Elle éclata de rire tandis que Ron lui fit une grimace grossière, amenant un haussement de sourcils intrigué des jeunes parents. Percy haussa les épaules et invoqua le service à thé en porcelaine offert par la tante Muriel au dernier Noël.

- Charmant, s'amusa le plus jeune en soulevant sa tasse vide ornée de colibris et de fleurs tubulaires.

- Tu n'as aucun goût, Weasley. Pas toi, Percy ! le rassura la jeune aristocrate. L'autre Weasley. Toi, tu es étonnamment élégant.

- Merci, je suppose, répondit le concerné en souriant et en se penchant en avant pour se saisir de la théière et servir une tournée générale.

- Je crois qu'on a oublié de te dire qu'on est désolés d'avoir gâché ton anniversaire, soupira exagérément Audrey.

- Tu plaisantes ? Après LA révélation, j'aurais donné n'importe quoi pour être ailleurs qu'au Terrier ! L'arrivée de votre Goëland Express nous a littéralement sauvé !

Ron et Daphné se regardèrent intensément. Aucun d'eux ne savait ce qui avait bien pu passer par la tête de Terence et Ginny ce jour-là mais, ils en étaient toujours pantois.

- Tu n'étais au courant de rien ? demanda doucement Audrey.

Daphné secoua la tête tristement et Ron lui prit la main doucement.

- Dire que je les prenais pour mes… Pour Terence, ça ne me surprend pas vraiment.

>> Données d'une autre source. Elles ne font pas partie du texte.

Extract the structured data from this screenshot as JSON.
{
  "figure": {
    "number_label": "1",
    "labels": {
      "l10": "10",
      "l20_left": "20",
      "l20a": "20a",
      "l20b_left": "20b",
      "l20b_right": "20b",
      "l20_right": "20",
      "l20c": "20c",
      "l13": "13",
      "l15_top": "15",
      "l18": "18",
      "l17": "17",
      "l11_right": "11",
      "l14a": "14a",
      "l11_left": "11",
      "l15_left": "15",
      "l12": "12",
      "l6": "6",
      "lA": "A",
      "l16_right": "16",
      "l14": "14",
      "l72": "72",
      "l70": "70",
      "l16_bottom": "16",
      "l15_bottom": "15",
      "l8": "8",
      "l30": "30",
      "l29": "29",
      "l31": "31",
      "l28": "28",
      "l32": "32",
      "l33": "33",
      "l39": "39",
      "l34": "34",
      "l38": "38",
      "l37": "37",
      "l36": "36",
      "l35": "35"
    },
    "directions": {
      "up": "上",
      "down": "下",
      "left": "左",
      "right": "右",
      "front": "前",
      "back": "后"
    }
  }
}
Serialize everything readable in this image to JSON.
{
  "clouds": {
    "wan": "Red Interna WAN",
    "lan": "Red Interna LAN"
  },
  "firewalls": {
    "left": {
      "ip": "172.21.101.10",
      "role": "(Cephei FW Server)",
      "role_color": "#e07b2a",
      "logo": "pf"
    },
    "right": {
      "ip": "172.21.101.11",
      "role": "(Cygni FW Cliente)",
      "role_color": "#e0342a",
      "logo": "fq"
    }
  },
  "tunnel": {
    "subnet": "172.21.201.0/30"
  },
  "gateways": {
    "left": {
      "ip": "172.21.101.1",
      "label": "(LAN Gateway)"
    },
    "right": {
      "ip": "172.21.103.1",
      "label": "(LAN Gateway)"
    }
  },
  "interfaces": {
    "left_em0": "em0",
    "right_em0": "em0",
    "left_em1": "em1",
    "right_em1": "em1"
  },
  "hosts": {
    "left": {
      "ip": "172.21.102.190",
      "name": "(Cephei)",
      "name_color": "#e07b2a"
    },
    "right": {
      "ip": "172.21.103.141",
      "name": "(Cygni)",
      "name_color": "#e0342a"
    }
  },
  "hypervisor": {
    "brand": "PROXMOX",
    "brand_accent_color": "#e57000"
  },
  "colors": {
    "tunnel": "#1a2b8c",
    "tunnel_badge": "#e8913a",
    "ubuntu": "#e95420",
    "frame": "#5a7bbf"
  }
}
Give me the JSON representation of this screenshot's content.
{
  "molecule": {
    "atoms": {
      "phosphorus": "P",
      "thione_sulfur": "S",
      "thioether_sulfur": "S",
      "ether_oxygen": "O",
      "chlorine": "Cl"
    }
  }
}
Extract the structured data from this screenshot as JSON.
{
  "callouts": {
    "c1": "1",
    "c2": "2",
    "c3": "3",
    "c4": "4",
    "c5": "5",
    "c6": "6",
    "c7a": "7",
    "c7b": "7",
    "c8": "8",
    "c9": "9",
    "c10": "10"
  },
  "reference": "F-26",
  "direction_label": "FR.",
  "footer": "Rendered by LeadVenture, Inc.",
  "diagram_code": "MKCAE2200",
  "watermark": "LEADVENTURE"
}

Je lui ai toujours tout raconté mais la réciproque n'a jamais été vraie… Pansy… On se disait tout à Poudlard. Elle était ma meilleure amie ! …

La jeune femme se ferma et Percy poussa l'assiette de scones dans sa direction, avec égards. Elle lui sourit, reconnaissante.

- On s'était éloignées après la séparation de ma soeur et de… enfin. Peu importe. Pansy n'a jamais voulu me dire qui était le père d'Ashley. Si j'avais su...

- C'est fou, cette histoire, déclara Audrey en remontant ses lunettes qui glissaient sur son nez.

Percy hocha la tête.

- Vous croyez qu'ils vont aller au bout ?... Récupérer le petit ?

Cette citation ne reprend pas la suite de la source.